The very first morning after Jacob had passed away I began to get rid of things that hurt to look at. Not his personal belongings but all of the medical things that reminded me of how sick he was and this was not the way I wanted to remember him. I thought I was doing ok until I saw his toothbrush sitting in the bathroom shelf. That was when I lost it. I threw it away as he had no need for it anymore but that little brush was his, he’d held it in his hands, kept his teeth clean, travelled with him to hospital yet it had begun to show it’s warn out age with the bristles looking worse for ware but it broke my heart to through it out. I threw it in the bin blinking back the tears in sobs.
People would tell me not to sort out his stuff just yet and wait till the time felt right. What is right? It was all totally wrong. I’d never been in this situation before as far as I knew I was just winging it. I got myself in a state when I couldn’t find a certain t-shirt and tracky-dacks he’d wear during treatment and I accompanied him to every hospital stay. He looked so handsome in his Nike Yankees black t-shirt that he bought on our last family holiday together – Hawaii.

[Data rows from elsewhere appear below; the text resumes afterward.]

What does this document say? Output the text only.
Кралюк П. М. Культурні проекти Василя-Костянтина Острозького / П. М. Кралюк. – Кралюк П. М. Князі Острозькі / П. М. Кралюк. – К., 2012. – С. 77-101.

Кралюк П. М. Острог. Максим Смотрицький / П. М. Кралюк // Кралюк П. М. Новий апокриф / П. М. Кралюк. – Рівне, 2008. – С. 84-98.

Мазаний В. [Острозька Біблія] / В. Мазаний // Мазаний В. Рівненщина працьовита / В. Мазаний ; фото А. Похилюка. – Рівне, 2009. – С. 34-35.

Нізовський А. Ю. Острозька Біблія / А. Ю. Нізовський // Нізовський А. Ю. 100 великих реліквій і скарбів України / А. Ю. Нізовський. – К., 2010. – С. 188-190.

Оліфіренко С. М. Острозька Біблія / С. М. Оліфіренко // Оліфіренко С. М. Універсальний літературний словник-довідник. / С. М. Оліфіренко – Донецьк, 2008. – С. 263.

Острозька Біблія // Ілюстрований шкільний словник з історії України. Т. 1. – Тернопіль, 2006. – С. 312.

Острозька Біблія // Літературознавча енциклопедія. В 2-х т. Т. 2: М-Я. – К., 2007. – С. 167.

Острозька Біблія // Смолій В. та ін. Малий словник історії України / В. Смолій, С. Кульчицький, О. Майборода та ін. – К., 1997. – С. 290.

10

I never did find it and I think that we must have left it in a plastic bag for washing at one of his hospital stays, never to be seen again. I have to be thankful that I’ve got many photos of him wearing my favourite t-shirts.
One of his close friends took home Jacob’s pair of sunglasses to wear proudly as he thought of his mate and another friend took several pairs of his size 13 colourful converse high tops. Jacob’s straw hat is perched on his memorial shelf along with his eye patch (the treatment caused Jacob to have double vision) and wallet with his drivers licence still in its slot. Rachel’s partner Adam thankfully took some of Jacob’s clothes as they had similar style in clothes and size and I get a warm fuzzy feeling when I see him wearing them. I kept the clothes that made me smile when I held them close drawing them in for a hug and snuggle, I just wish his scent would stay over time. His other clothes I gave to charity to be sent overseas to an underprivileged village along with unopened medical supplies that couldn’t be given back to the hospital pharmacy. With this exchange of personal belongings it felt good for purging with good intent. In a suitcase in my bedroom I keep a handful of clothes of Jacob’s that I can’t get rid of. I just look over them from time to time when I empty them out on my bed to repack the suitcase for an upcoming holiday.
I have another old hard black plastic school bag in my cupboard. The ones you used to sit on like a horse in the bus line at school waiting for that lift home. In this school bag contains lots of my children drawings, cards and presents they’d made for me for all the celebrated events over the years. I guess I’m what you call a hoarder in these regards to these treasures. I even have the letters that my husband had written to me before we were married when I was living away for nursing.
The things I do relish in throwing out to turn a new leaf is clothes I never wear anymore from my cupboard. I look at garments on the hangers and say if I lost a few kilos I might wear that again – but I’ve been saying this particular statement for as long as I can remember so it’s really time they went in the charity bin. When it comes to throwing out and decluttering my children’s belonging that’s when I feel like Jessie singing her song in ‘Toy Story 2’ – when she loved me. Why does physically holding on to memories have to be so hard?
Clearing out physical space creates an intentional vacuum for fresh, new life. I would love to declutter my house and really decide as I held an object like a vase, or trinket box close to my heart as I asked myself the question in my head – does it bring joy? All of Jacob’s belongings bring joy 💕 ……and heartache.